Given the opportunity I would spend every moment painting landscapes and seascapes in mixed media, my burning passion is to capture my feelings towards nature in my artwork. Light also plays a big part in my artwork, acting as a constant inspiration and helping to create a more inventive picture of the nature around me. Although I prefer to work on location, capturing the true emotion of a scene, I am often confined to my studio where I detach myself from the world to paint from photographs.
I am fortunate to live amongst the stunning back-drop of the Somerset countryside and having a second home by the sea in Cornwall provides endless additional inspiration. Over the years I've developed a special bond with Cornwall stretching back to my childhood when my parents bought a second home in North Cornwall. Now my family is fortunate enough to own that home and all our holidays with children are spent there too. The inspiration of Somerset and Cornwall are endless, and it seldom takes more than a few minutes to find a perfect subject to paint.
It's not only Cornwall and Somerset that offer inspiration. Britain may be full of civilised inhabitants but we need not look far to find wonderful treasures of wild woods, forests and incredible landscapes. Picture a lake, behind the calm water is a myriad of life unseen beneath the depths. In a woodland scene there is a mysterious presence a desire to explore what is on the ground and see what is happening overhead, understanding the importance of this natural vegetation. The nature around us is beautiful and amazing but sometimes uncontrollable and this can often affect my watercolour pieces which seem to have a life and movement of their own, especially when aided by the wind. Throughout every piece of my work I attempt to build-up an engagement with my surroundings, avoiding a controlled systematic approach and refusing to allow my paintings to appear rigid and cold. translating wild places with patterns and impressions of light and shade with colour vitality and inventiveness. I often feel compelled to paint with bright vibrant colours watercolours, acrylic inks, acrylic paints and oils onto textured surfaces.

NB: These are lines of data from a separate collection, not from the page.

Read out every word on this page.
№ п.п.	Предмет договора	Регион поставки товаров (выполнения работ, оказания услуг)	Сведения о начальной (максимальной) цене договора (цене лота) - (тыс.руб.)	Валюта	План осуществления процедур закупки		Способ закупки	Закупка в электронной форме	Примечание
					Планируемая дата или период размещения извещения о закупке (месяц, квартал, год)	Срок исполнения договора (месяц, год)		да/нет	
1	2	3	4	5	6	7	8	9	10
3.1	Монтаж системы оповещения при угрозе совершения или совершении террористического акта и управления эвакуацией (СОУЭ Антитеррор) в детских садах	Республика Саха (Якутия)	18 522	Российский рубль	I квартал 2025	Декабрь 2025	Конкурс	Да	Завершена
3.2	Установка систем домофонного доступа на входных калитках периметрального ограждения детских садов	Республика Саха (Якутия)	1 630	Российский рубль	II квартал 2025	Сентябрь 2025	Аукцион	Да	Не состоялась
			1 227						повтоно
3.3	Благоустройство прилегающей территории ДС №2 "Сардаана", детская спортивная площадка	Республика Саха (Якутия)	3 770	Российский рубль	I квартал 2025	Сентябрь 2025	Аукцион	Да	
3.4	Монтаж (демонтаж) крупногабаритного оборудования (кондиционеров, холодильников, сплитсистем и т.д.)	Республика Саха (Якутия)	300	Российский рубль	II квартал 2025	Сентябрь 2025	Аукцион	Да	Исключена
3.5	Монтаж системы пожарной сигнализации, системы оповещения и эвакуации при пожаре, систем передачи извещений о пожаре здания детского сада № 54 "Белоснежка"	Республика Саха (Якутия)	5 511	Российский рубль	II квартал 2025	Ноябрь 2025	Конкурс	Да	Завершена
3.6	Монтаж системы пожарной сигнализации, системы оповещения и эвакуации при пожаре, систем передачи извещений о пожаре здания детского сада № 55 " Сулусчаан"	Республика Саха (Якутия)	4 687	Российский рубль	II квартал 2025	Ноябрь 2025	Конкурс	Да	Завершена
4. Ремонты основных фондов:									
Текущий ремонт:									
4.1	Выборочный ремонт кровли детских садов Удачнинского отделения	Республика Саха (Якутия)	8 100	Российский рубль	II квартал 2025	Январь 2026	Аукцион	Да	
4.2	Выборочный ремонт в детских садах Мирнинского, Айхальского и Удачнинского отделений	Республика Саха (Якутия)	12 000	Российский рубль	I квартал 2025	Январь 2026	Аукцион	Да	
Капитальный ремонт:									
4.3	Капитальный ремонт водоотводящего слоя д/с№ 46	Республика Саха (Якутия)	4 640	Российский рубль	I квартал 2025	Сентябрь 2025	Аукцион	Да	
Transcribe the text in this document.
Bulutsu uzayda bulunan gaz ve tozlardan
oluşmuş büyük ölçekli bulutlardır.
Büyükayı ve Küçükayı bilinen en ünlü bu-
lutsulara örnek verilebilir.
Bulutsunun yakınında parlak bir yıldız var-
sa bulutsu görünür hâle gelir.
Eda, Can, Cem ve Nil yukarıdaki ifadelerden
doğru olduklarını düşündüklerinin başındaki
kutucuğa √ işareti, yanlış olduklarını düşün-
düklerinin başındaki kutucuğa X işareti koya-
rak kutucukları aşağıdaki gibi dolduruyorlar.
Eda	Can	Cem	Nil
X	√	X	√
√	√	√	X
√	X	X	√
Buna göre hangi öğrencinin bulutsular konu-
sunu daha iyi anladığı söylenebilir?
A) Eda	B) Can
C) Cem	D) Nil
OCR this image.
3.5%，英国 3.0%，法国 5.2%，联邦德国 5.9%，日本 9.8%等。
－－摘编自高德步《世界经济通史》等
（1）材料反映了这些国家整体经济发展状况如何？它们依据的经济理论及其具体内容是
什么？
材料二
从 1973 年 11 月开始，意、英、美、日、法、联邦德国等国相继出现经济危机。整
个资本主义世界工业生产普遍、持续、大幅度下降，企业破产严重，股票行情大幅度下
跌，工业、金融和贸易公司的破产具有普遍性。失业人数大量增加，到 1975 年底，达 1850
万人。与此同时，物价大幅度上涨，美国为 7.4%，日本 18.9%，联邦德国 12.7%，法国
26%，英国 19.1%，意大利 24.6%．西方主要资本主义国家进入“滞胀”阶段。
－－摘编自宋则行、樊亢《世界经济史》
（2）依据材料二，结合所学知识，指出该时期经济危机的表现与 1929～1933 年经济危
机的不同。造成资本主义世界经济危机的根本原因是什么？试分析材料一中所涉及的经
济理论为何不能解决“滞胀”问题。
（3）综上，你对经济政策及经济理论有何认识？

As most artists will agree, painting can become a little chaotic. When painting on location I attempt to structure my chaos, ensuring all my materials are spread out so that I can work quickly staying ahead of the wind and the sun drying out the paints. When it is really hot and I am perched on a cliff top or sat on a rocky beach it can appear uncomfortable, although I tend to be too lost in my work to notice, which often results in forgetting my sun-cream and getting a bit sunburnt. Strong wind can cause my paintings to be spontaneous, chaotic and definitely unique. Many of the sharper-eyed owners of my artwork have noticed some of my coastal paintings contain sand. Frequently my work can be blown away across the beach and collect sand as it travels, however, I tend to allow the sand to remain as it creates a rustic/organic feeling to each piece.
I like to try to stretch myself with each painting, trying to take it to its limit which can be both challenging and intense. Continually I look to achieve something better and different. When using mixed media and bold mixing of materials my work is always so exciting as it develops. Even if I am painting the same subject over and over, I will experiment with different techniques and materials to keep the inventiveness and intrigue.
I like to break the rules of conforming to traditional painting, it is not about making it look exactly as we see it as a photographic image, but more developing a representation of colour with a sense of expression and style through painting, where every line or mark is an expression of what I see.